The name of our national holiday is, not to put too fine a point on it, very Canadian. The first day of July commemorates the July 1, 1867, enactment of the Constitution Act, 1867, at the time called “the British North America Act, 1867,” which united three colonies into a single country called Canada.
You might think we would have called our national holiday by something that recalls some crucial part of our history, as does “Independence Day” or “Bastille Day.” And we used to call it “Dominion Day,” a wonderfully ambiguous term that spoke both to Canada’s political status as a kingdom independent of Great Britain (“the Dominion of Canada”), albeit with the same monarch governing both, and also to the hopes of many Fathers of Confederation that God “shall have dominion also from sea to sea” (Psalm 72:8).
In what was intended to be a final act of symbolic parting from Britain, and also, perhaps, from Canada’s Christian heritage, in 1982 the holiday was renamed “Canada Day.” It’s rather on the nose, but we Canadians are an earnest and straightforward lot, and “Canada Day” it remains.
Meanwhile, many Canadian Christians understandably feel that those early aspirations for a country thoroughly under God’s dominion have done nothing but fade, especially since that centennial year.

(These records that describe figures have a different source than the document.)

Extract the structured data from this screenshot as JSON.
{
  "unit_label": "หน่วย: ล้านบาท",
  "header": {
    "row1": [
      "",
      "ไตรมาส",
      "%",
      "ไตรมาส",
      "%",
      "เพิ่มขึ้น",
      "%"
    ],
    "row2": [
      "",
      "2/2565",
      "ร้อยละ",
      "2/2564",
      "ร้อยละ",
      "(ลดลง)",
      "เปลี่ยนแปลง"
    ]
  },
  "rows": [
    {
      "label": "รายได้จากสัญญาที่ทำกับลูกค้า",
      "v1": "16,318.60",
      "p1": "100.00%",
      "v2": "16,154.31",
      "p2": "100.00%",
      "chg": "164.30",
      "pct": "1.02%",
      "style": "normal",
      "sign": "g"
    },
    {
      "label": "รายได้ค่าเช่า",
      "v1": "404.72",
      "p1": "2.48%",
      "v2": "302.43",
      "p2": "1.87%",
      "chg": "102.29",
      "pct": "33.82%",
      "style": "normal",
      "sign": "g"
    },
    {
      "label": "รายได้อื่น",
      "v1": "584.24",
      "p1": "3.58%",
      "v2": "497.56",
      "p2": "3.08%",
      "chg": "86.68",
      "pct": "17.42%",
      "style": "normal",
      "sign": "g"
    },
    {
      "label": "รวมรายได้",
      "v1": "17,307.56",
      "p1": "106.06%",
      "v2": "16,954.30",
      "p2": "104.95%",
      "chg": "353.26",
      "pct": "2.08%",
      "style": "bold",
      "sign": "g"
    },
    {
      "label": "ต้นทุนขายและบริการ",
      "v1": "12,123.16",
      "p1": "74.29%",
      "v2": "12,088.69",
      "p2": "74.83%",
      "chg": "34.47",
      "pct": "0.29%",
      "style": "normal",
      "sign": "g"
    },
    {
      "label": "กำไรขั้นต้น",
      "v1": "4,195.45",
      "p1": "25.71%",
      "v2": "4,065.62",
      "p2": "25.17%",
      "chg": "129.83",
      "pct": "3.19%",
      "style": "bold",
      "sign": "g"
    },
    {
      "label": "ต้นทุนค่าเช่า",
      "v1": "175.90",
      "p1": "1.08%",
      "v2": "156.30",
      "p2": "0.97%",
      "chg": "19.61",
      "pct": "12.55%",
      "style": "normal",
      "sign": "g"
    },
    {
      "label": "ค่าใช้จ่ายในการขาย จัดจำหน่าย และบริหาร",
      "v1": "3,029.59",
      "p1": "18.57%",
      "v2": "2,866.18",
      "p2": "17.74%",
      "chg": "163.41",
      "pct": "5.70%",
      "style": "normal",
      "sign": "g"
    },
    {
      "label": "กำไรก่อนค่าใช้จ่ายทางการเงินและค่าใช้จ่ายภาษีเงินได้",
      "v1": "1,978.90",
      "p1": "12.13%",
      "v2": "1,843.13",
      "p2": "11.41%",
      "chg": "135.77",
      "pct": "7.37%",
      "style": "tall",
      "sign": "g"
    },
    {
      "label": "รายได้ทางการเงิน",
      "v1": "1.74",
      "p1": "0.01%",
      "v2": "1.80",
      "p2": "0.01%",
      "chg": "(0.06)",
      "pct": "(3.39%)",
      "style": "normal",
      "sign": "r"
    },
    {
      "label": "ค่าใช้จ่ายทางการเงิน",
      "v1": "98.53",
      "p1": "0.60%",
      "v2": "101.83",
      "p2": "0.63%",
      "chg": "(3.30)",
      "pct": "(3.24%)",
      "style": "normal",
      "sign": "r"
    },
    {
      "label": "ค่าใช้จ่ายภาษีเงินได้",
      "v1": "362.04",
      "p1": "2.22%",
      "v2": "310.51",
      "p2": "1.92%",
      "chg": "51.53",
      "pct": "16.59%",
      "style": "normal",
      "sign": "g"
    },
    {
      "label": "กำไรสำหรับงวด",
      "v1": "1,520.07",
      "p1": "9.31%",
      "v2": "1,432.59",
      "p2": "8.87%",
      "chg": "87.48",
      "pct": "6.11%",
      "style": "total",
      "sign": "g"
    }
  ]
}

A popular culture obsessed with sex, sports, and silly gossip; an intellectual culture relentlessly jaundiced, sarcastic, and contemptuous of Christian concerns; a judicial culture focused entirely on the expansion of individual rights, regardless of tradition or community, let alone religion; and a political culture of three major parties increasingly similar in their ideological flexibility entirely in the interest of power.
On this Canada Day, however, I prefer to light a (birthday) candle rather than curse the (indisputable) darkness. Let’s perform a brief thought experiment. (I’ve performed this elsewhere, even on this blog, but I trust it will be worthwhile doing it again today.)
Regardless of how much Canadian history you know, consider a century ago: 1916. Canada is at war in Europe in defence of Mother Britain and against what has been portrayed to the population as devilish hordes. Meanwhile, however, something like normal life still has to go on, and does. Schools teach kids, hospitals care for patients, businesses serve the public, and so on.
So consider this: Is it better, according to Biblical standards of justice and compassion, in Canada a century ago or in Canada today?
Yes, church attendance was much higher in 1916 than today. Greater than 2 in 3 Canadians were attending church weekly, versus less than 2 in 10 today. Politicians consulted with church leaders and spoke easily in Christian terms. Sundays were clearly “Lord’s Days,” and public schools featured the Lord’s Prayer and Scripture reading. In ways both symbolic and substantial, yes, Canada was more Christian then than now.
But was it better—according to Biblical standards of justice and compassion?
Better in 1916 or 2016…if you’re a woman?
Better in 1916 or 2016…if you’re poor?
Better in 1916 or 2016…if you’re handicapped?
Better in 1916 or 2016…if you’re not heterosexual?
Better in 1916 or 2016…if you’re not white and Anglophone or Francophone?
In fact, the less you look and sound like me, the better it is for you today in Canada than it was in a peak year of “Christian Canada,” 1916.
Cultural change, that is, rarely occurs in a straight, single line. Cultural change is more like an ocean than a river, with multiple currents moving in multiple directions.
Moreover, the increased emphasis on individual rights and freedoms that is so bothersome to many Christians today (and I am among those so bothered) stems from genuinely Christian roots: the dignity of each person as bearing the image of God, and the freedom and responsibility of each person before God.
Canada did need to change in 1916, and change a lot. Non-white, non-wealthy, non-able-bodied, non-straight, non-male Canadians deserved better treatment, and over the last century, Canada has afforded it to them. Not perfectly, of course. Not by a long shot. But definitely.
So as Canadian Christians cast a rueful glance across this vast land on this special day, there is much to pray to God about. But there is much to thank God for, as well.
Canada’s coat of arms contains not one, but two, mottoes. The “from sea to sea” one is quite familiar, but another encircles the shield: desiderantes meliorem patriam, “desiring a better country,” taken also from the Bible: Hebrews 11:16. That passage speaks of the aspiration of the saints of God.
So may all true saints of God in Canada be emboldened on this prosaically titled day to be grateful for the ways in which Canada has indeed become a better country, even as we also renew that aspiration that it become better still, under God’s dominion, from sea to sea…to sea.